Lorsque les gens me parlent, je n’écoute pas tant ce qui sort de leur bouche que ce que leur visage exprime, les voix et paroles du visage sont des expressions du for intérieur, du passé, du présent, de leur projection dans un futur immédiat, une projection de l’être idéal. Comment les gens se voient se lit sur leur visage, comment ils voudraient être se voit dans ce qu’ils mettent comme artifices sur leur visage – ce qui en dit long sur ce à quoi ils aspirent vraiment.
Les mimiques, les cernes, les sourires, les mouvements, etc., du visage dévoilent l’identité singulière de chaque visage, c’est pourquoi chaque visage est un nom propre, distinctif des autres.
Je n’oublie pas un visage, ou pas très souvent, mais je ne me rappelle souvent pas des noms de l’identité civile.
Il y a des visages que j’associe à une panoplie de choses : des œuvres d’art, des chansons, des œuvres cinématographiques, des saisons, des moments de la journée, etc. Il paraît que les Autochtones attribuaient ainsi des noms aux personnes, par association à quelque chose (le caractère, trait particulier de la personnalité, etc.), une vérité qui se dégage de l’Autre, de son visage, ou de quelque chose d’autre chez lui, et qui évoque une réalité particulière.
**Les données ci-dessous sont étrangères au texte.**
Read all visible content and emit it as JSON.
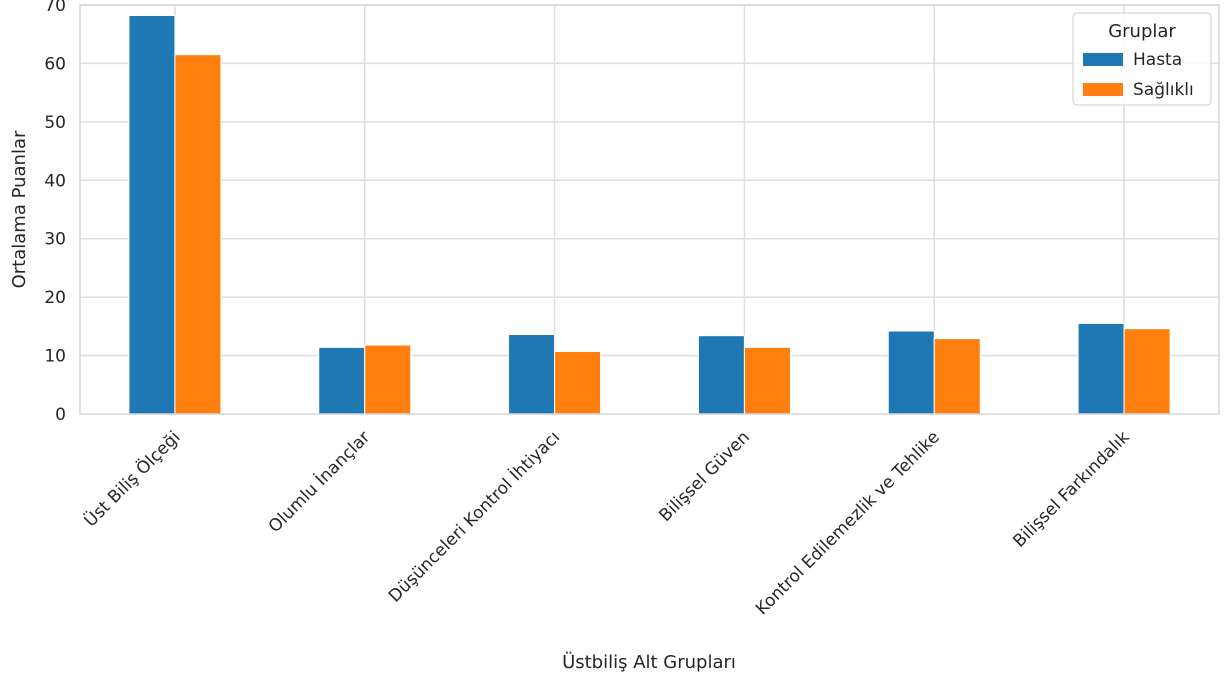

Je suis en ce sens un Autochtone.
Serge n’a pas à mes yeux le nom de Serge, son visage porte un nom différent.
Durant des mois, nous ne nous sommes pas demandés comment on se nommait cela se lisait sur nos visages.
Sa blonde Chloé m’a toujours fait penser à Amy Winehouse – à sa chanson Back To Black, Chloé est un peu ténébreuse sans être punk, elle est un peu Retour vers le futur sans être futuriste, elle est un peu bimbo sans être pornstar, bref des nuances et beaucoup de métissage de styles, tout ça se lit sur son visage. Chloé ou Back To Shades of Black.
Son chum est un peu Tupac Shakur du type California Love sans être « Nigga », il est souvent comme la bande sonore de 8 Mile – ça passe de Macy Gray à Nas en passant par Gangstarr et Freeway. C’est quelque chose de Street comme on dit mais sans « Thug », au contraire Serge est un bisounours qui fait Street, ce qui est en soi un peu détonnant. Serge ou Quebec Love In The Street.
Durant des mois, Serge et sa blonde Chloé avaient le nom de leurs visages, et moi le mien.
Aujourd’hui, eux et moi nous savons comment civilement nous nous nommons, ce qui est un peu une trahison magrittienne (margrittéenne) de l’image – l’image de nos visages, un peu comme si je disais que ceci est une pipe alors que c’est vraiment bien plus que ça ou que ce n’est tout à fait ça.
Bref, pour dire nous portons sur nos visages les noms propres de ce que nous sommes vraiment.